In the same spirit, Sandwichbikes arrive at your door ready to be assembled. With a few basic tools, Basten Leijh's bike design is ready to ride. As simple as the assembly may be, there's a lot of history and trial-and-error innovation behind the Professional Winner in the Transportation category of the 2014 Core77 Design Awards.
But putting the pieces together isn't just a means to an end, according to the design team: "The Sandwichbike doesn't just provide sustainable materials it also encourage sustainable use. We believe that when something is build with care ensures handle with care as well. Every step in the manual doesn't just bring you one step closer to your own Sandwichbike.
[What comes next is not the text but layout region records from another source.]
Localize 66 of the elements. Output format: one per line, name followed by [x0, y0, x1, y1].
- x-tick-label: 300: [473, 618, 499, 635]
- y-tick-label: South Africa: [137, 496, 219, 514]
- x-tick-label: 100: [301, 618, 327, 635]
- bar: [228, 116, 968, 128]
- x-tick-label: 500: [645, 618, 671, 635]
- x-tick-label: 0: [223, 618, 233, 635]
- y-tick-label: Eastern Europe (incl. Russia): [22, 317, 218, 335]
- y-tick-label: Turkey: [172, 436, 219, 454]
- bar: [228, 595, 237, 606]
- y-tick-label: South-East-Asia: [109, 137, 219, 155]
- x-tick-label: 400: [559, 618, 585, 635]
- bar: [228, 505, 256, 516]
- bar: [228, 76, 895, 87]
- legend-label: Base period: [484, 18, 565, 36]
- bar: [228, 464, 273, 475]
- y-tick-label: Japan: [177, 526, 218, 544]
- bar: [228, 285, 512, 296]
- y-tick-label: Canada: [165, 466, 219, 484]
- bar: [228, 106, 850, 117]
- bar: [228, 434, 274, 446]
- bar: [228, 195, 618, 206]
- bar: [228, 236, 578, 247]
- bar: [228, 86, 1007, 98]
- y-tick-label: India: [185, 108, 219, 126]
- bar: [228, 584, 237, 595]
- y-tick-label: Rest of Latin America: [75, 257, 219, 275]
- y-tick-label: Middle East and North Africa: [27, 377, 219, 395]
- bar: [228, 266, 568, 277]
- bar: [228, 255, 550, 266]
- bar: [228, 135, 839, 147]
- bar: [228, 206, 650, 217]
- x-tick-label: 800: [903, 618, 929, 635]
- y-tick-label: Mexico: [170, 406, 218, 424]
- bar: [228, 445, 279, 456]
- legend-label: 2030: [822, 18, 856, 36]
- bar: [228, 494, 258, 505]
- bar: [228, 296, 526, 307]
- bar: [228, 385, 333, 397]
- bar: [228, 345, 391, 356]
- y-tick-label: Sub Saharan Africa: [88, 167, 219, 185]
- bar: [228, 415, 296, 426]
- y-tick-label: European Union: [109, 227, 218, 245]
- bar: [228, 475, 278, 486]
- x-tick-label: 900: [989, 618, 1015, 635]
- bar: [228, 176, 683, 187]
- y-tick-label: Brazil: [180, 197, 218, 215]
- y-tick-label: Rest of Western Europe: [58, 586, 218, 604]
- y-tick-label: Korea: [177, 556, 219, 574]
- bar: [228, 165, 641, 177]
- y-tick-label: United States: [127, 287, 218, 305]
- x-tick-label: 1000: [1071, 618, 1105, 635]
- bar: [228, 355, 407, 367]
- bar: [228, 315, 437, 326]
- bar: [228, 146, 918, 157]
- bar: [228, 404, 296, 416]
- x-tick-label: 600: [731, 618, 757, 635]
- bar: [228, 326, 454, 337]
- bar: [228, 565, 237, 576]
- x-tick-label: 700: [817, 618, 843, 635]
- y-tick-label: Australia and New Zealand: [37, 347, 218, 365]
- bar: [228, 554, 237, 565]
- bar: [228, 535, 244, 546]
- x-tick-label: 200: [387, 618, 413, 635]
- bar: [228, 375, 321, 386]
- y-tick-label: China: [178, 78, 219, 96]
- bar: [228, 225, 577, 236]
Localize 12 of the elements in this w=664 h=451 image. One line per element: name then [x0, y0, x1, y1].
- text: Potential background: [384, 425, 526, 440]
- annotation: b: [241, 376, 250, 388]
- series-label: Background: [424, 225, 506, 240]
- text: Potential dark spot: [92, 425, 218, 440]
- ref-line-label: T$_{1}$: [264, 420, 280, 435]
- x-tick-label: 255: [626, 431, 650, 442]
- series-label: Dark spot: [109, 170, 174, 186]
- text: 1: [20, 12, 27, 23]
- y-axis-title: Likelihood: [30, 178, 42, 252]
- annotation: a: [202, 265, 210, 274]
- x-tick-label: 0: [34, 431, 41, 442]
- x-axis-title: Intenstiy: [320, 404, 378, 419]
Your commitment and appreciation for the design and quality will grow every step as well."
The Sandwichbike concept began in 2006 at a bicycle design competition in Taiwan. Bleijh Industrial Design Studio wanted to examine material use, manufacturing and distribution in bike designs with their entry. "Bleijh designed a bike made out of two wooden plates," says the design team. "Apart from the obvious advantages flat packing has for shipment, the use of two wooden plates gives freedom of printing and cutting techniques, making it possible to give each bicycle its own unique identity." Turns out everyone else loved the design as much as Bleijh did—the bike took fifth place in the competition.
They made a full-size version of the winning 1:3-scale bike they submitted to the competition and exhibited it in Milan. While positive hype was just what they were looking for, Bleijh also had to deal with what is surely many designers' worst fear: "The prototype—and with it intrinsic knowledge of the bike—was stolen at the exhibition."
A new prototype was made—along with improvements to the original design—but the Sandwichbike didn't get its moment in the sun until 2010. The buzz around the concept had held strong, motivating the team to finalize the idea and make it available to the masses. You can now order your very own flat-packed bicycle on their website.
The aesthetic of the bike is intriguing, to say the least. Leijh's design scarcely resembles the tubular steel varieties we're used to seeing; nor is it like the bamboo bicycles that we occasionally come across. While it offers a radically different look, the Sandwichbike nicely captures the principle of self-sufficiency at the heart of cycling: "Assembling your own Sandwichbike will wake up the craftsman in you," says the team. "You'll learn bike basics when it comes to assembling and how take care of your self-assembled bike." Because there's nothing a cyclist enjoys more than digging in and learning just what makes their bike tick.